Science

What Is the Green Flash? Scientists Still Aren't Totally Sure

That eerie flare sailors see on the horizon isn't a weird explosion going off — it’s a trick of the eye.

Brocken Inaglory

When sailors watch the sun dip under a flat horizon, they sometimes see — just at the last second — a green flash. This phenomenon is known as “Green Flash” and it takes place in an instant. Coastal people and boat people spend a lot of time trying to glimpse this beautiful, fleeting light, so what the hell is it?

Green flashes are basically an optical trick caused by the Earth’s atmosphere, which works like a weak prism. Remember, the air is actually an accumulation of different particles — gases like oxygen and nitrogen, aerosols like water, dust, and organic material. Together, all of this matter causes the light to become scattered and refract into different colors as it moves through the atmosphere.

Green flash in Santa Cruz, California

Brocken Inaglory

Still, you might expect to see a blue flash since blue tends to get refracted the most. But, in the case of a sunrise or sunset, blue is scattered beyond the line of sight. What’s leftover is green, so that’s what we end up seeing. On clear days with clean air, you can expect to see a more stable, more ebullient green flash.

There are actually four variations of green flashes that one might see. The first is the ‘interior-mirage flash’, that looks like a flattened oval, and most often appears when the surface is warmer than the air above it (so it’s best observed when you’re at sea level). This is also called ’Joules’ last glimpse’: in 1869, the English physicist James Prescott Joule wrote a note that described a green flash as manifesting “at the moment of the departure of the sun below the horizon, the last glimpse is coloured bluish green.”

Cloud-top green flash in San Francisco, California.

Brocken Inaglory

The second type of green flash is the “mock-mirage flash,” where the green color seems to be a thin pointy strip at the top rim of the sun. This occurs when the surface is actually colder than the air above and better seen at higher elevations.

Another green flash, the “sub-duct flash,” occurs when the upper part of the sun inexplicably turns green for almost a dozen or so seconds. This also occurs when the surface is colder than the air. A sub-duct flash is best observed at a specific, narrow height interval just below an atmospheric duct, but this can happen at any height.

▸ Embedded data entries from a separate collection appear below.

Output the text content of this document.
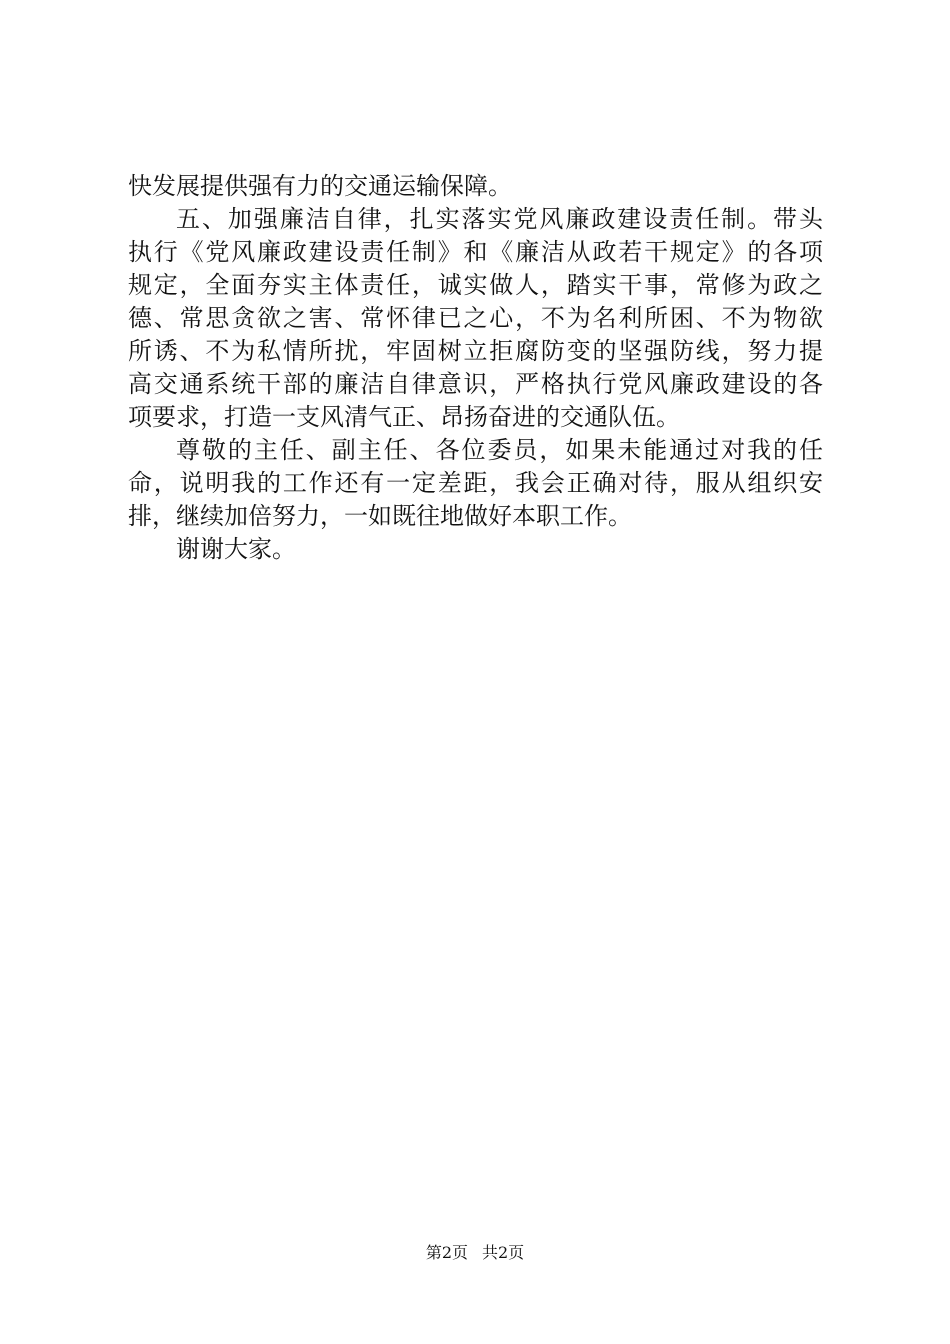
快发展提供强有力的交通运输保障。
五、加强廉洁自律，扎实落实党风廉政建设责任制。带头
执行《党风廉政建设责任制》和《廉洁从政若干规定》的各项
规定，全面夯实主体责任，诚实做人，踏实干事，常修为政之
德、常思贪欲之害、常怀律已之心，不为名利所困、不为物欲
所诱、不为私情所扰，牢固树立拒腐防变的坚强防线，努力提
高交通系统干部的廉洁自律意识，严格执行党风廉政建设的各
项要求，打造一支风清气正、昂扬奋进的交通队伍。
尊敬的主任、副主任、各位委员，如果未能通过对我的任
命，说明我的工作还有一定差距，我会正确对待，服从组织安
排，继续加倍努力，一如既往地做好本职工作。
谢谢大家。
第2页 共2页
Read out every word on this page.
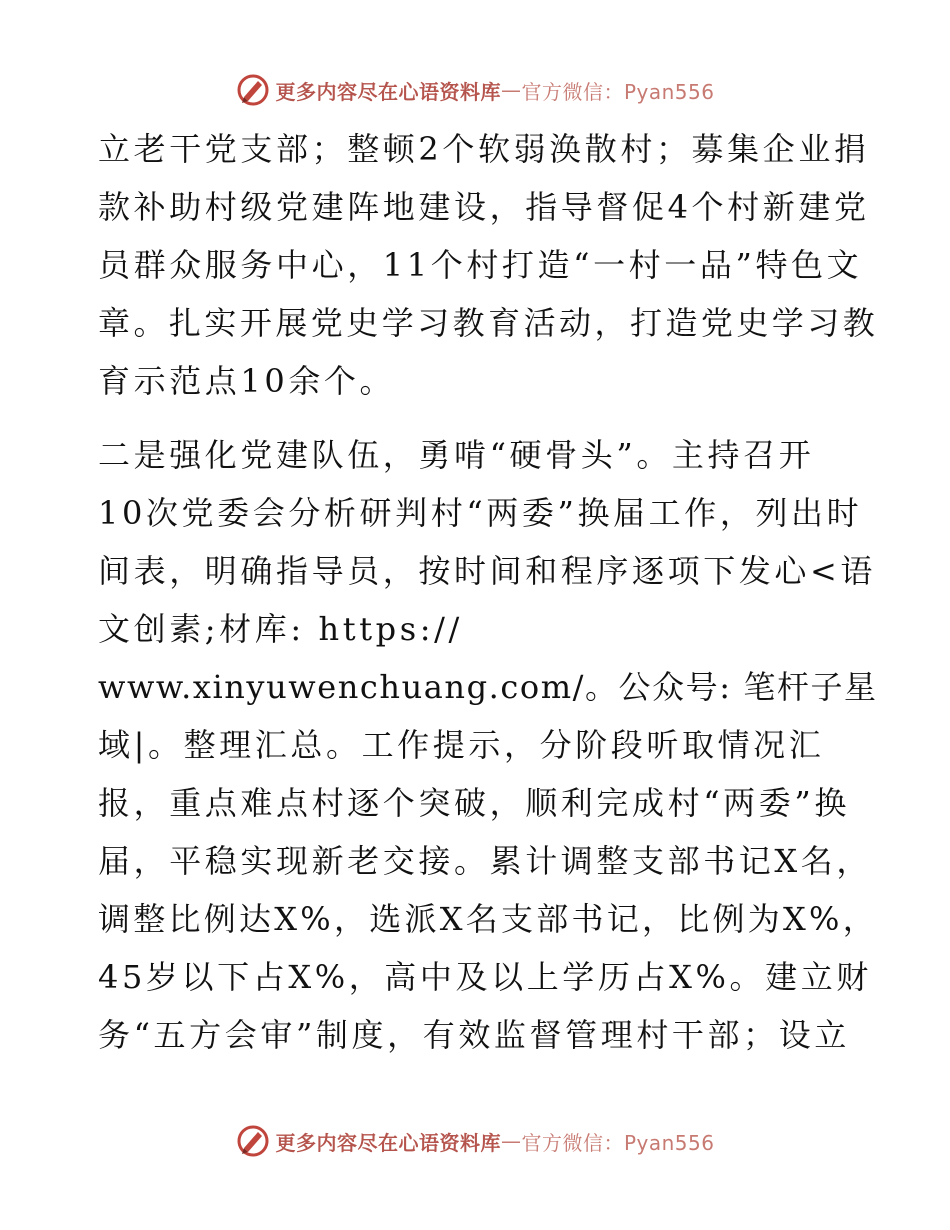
更多内容尽在心语资料库 — 官方微信：Pyan556
立老干党支部；整顿2个软弱涣散村；募集企业捐
款补助村级党建阵地建设，指导督促4个村新建党
员群众服务中心，11个村打造“一村一品”特色文
章。扎实开展党史学习教育活动，打造党史学习教
育示范点10余个。
二是强化党建队伍，勇啃“硬骨头”。主持召开
10次党委会分析研判村“两委”换届工作，列出时
间表，明确指导员，按时间和程序逐项下发心<语
文创素;材库: https://
www.xinyuwenchuang.com/。公众号: 笔杆子星
域|。整理汇总。工作提示，分阶段听取情况汇
报，重点难点村逐个突破，顺利完成村“两委”换
届，平稳实现新老交接。累计调整支部书记X名，
调整比例达X%，选派X名支部书记，比例为X%，
45岁以下占X%，高中及以上学历占X%。建立财
务“五方会审”制度，有效监督管理村干部；设立
更多内容尽在心语资料库 — 官方微信：Pyan556
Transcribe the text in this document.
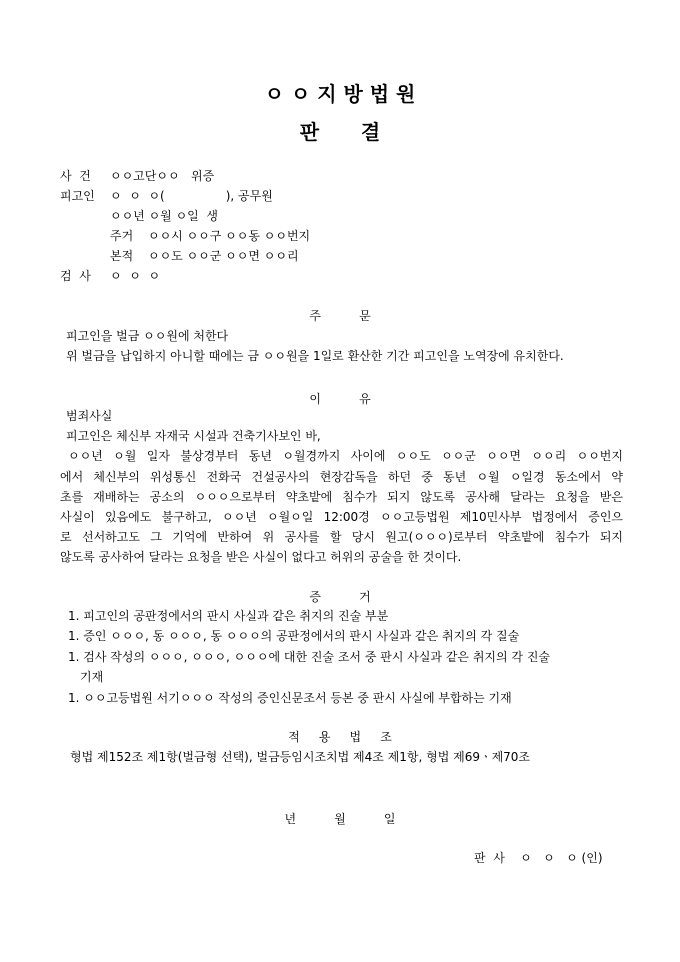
ㅇ ㅇ 지 방 법 원
판      결
사  건 ㅇㅇ고단ㅇㅇ   위증
피고인 ㅇ  ㅇ  ㅇ(                ), 공무원
ㅇㅇ년 ㅇ월 ㅇ일  생
주거 ㅇㅇ시 ㅇㅇ구 ㅇㅇ동 ㅇㅇ번지
본적 ㅇㅇ도 ㅇㅇ군 ㅇㅇ면 ㅇㅇ리
검  사 ㅇ  ㅇ  ㅇ
주          문
피고인을 벌금 ㅇㅇ원에 처한다
위 벌금을 납입하지 아니할 때에는 금 ㅇㅇ원을 1일로 환산한 기간 피고인을 노역장에 유치한다.
이          유
범죄사실
피고인은 체신부 자재국 시설과 건축기사보인 바,
ㅇㅇ년 ㅇ월 일자 불상경부터 동년 ㅇ월경까지 사이에 ㅇㅇ도 ㅇㅇ군 ㅇㅇ면 ㅇㅇ리 ㅇㅇ번지
에서 체신부의 위성통신 전화국 건설공사의 현장감독을 하던 중 동년 ㅇ월 ㅇ일경 동소에서 약
초를 재배하는 공소의 ㅇㅇㅇ으로부터 약초밭에 침수가 되지 않도록 공사해 달라는 요청을 받은
사실이 있음에도 불구하고, ㅇㅇ년 ㅇ월ㅇ일 12:00경 ㅇㅇ고등법원 제10민사부 법정에서 증인으
로 선서하고도 그 기억에 반하여 위 공사를 할 당시 원고(ㅇㅇㅇ)로부터 약초밭에 침수가 되지
않도록 공사하여 달라는 요청을 받은 사실이 없다고 허위의 공술을 한 것이다.
증          거
1. 피고인의 공판정에서의 판시 사실과 같은 취지의 진술 부분
1. 증인 ㅇㅇㅇ, 동 ㅇㅇㅇ, 동 ㅇㅇㅇ의 공판정에서의 판시 사실과 같은 취지의 각 질술
1. 검사 작성의 ㅇㅇㅇ, ㅇㅇㅇ, ㅇㅇㅇ에 대한 진술 조서 중 판시 사실과 같은 취지의 각 진술
기재
1. ㅇㅇ고등법원 서기ㅇㅇㅇ 작성의 증인신문조서 등본 중 판시 사실에 부합하는 기재
적     용     법     조
형법 제152조 제1항(벌금형 선택), 벌금등임시조치법 제4조 제1항, 형법 제69ㆍ제70조
년          월          일
판  사    ㅇ   ㅇ   ㅇ (인)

Mock mirage sunset sequence with green flash, in San Francisco.

Brocken Inaglory

The last type of flash is the “green ray.” A green beam of light shows up just before the sun rises or immediately after the sun goes down, and lasts for several seconds. You need to be in a hazy environment at sea level to see green rays flying around.

The last two are extremely rare to experience — they only make up one percent of green flash reports. Moreover, green flash is still a strange, poorly understood phenomenon — it’s very hard to study, and since there’s no known practical implication to learning more, it’s just kind of a weird thing we don’t completely understand.

Complex mock mirage with green flash, in San Francisco.